Transcendent Light: The Sculpture of David Johnson (extract)

Untitled (moon) (1986) is stunningly simple yet breathtakingly effective, through its associations and implications, in bringing the cosmos within. A bucket with milk in the bottom, in a darkened space has an image of the crescent moon projected into it, and the luminescent glow that surrounds the image uncannily simulates the real moon, as it floats on the eerily pale ground of the milk. In her book, Textures of Light, Cathryn Vasseleu states that "Light dawns as the chiasmic coincidence of exteriority and interiority in the moment of illumination", just as our eye acts as an experiential conduit between our percept and its object in an almost magical negotiation, so Johnson's simple work magically gathers the moon into the interiority of the bucket. Johnson also employs the bodily connotations of milk here as a metaphorical bridge between body and cosmos.
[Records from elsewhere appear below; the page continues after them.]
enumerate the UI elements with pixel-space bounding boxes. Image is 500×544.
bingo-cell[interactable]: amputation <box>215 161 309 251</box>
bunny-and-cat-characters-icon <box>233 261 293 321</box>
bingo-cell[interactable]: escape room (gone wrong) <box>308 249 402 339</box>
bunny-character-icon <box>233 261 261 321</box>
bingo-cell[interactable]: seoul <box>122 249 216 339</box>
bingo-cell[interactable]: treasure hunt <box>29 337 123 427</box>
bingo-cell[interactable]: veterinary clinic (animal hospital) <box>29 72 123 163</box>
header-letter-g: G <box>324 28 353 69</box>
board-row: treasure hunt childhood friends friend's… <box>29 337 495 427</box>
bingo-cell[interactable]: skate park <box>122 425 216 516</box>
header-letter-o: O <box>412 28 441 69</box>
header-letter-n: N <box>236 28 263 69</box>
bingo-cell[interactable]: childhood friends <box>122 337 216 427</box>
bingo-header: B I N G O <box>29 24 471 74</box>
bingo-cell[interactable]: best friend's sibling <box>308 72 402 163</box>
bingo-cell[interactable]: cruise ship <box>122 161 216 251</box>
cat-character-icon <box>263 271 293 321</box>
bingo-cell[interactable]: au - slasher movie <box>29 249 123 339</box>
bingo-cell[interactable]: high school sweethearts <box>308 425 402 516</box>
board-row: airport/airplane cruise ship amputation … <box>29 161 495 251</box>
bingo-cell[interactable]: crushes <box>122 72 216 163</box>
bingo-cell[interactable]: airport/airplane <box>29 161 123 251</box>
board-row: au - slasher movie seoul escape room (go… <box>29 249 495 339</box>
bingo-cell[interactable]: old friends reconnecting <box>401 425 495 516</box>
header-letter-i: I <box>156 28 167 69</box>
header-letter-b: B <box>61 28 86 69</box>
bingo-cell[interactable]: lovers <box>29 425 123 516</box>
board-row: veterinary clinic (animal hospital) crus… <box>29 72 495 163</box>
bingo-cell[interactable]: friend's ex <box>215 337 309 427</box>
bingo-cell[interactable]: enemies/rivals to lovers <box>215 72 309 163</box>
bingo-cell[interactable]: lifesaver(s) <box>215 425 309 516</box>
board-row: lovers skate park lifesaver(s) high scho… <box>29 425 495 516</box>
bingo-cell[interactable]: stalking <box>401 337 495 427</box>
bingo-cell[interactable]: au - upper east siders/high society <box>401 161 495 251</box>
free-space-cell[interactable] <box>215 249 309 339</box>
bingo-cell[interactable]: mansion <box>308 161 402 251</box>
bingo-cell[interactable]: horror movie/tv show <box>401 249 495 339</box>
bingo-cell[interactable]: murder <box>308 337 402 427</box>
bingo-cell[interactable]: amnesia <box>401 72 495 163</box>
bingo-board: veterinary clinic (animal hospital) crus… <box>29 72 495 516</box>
The physical implications of the daily grind and our predictable responses, figure very little in Johnson's work. Metaphysical concerns dominate here, and while, superficially, his work may be compared to other neo-conceptualists such as Mona Hatoum, Ceal Floyer, Cornelia Parker, or James Turrell, in the final analysis, his work is more intimate, more engaging, more poignant, he introduces the element of commonality into his work through the use of everyday objects and materials in unorthodox contexts. Johnson replaces that old ontological chestnut "Why is there something rather than nothing?" with visions - albeit momentary - of a nothingness which, around its periphery, allows somethingness to exist.


The metaphysical is currently very much out of fashion; however, contemporary practitioners such as Ceal Floyer, Susan Hiller, Mariko Mori, Tony Oursler and Bill Viola all make metaphysical references in their work. Furthermore, the metaphysical, or rather a post-romantic re-invention of the meta-physical should be seen as a foil to the ubiquity of the post-industrial, supra-physical, best exemplified by those silent, invisible yet all pervasive radio-frequency emanations that drive the IT revolution. If we can get it instantly by the press of a button, if we can access not only more, but access it faster, than our neighbour then it has cred. If it requires an aggregation of knowledge, contemplation and a leap of faith, it sinks without trace, there is , however, an increasing band of artists keeping the meta-physical alive, and David Johnson is firmly amongst their number.

In his book, The Space of Literature, The French philosopher, Maurice Blanchot, in referring to Rilke's Duino Elegies, asks the question "What exactly is this interiority of the exterior, this extension within us where 'the infinite penetrates so intimately that it is as though the shining stars rested lightly in his breast'? Can we truly accede to this space?" This is, of course a leading and somewhat self-reflexive question, but one which David Johnson incisively perpetuates and illuminates within his penetrating and enigmatic corpus of work. If we instinctively feel ourselves as being interior within an exterior world, how can we come to know that exterior world without being a part of it, we are in the world as much as the world is in us as much as we are in the world, it is this fascinating, subtle and fluctuating interface that Johnson's work persistently explores and tests. In that Gestalt switch where in an instant we move from one polarised perception of an object to its polar opposite, our faith in the veracity of perception is shaken - in Johnson's cocktail of illusory works, that faith is shaken and stirred.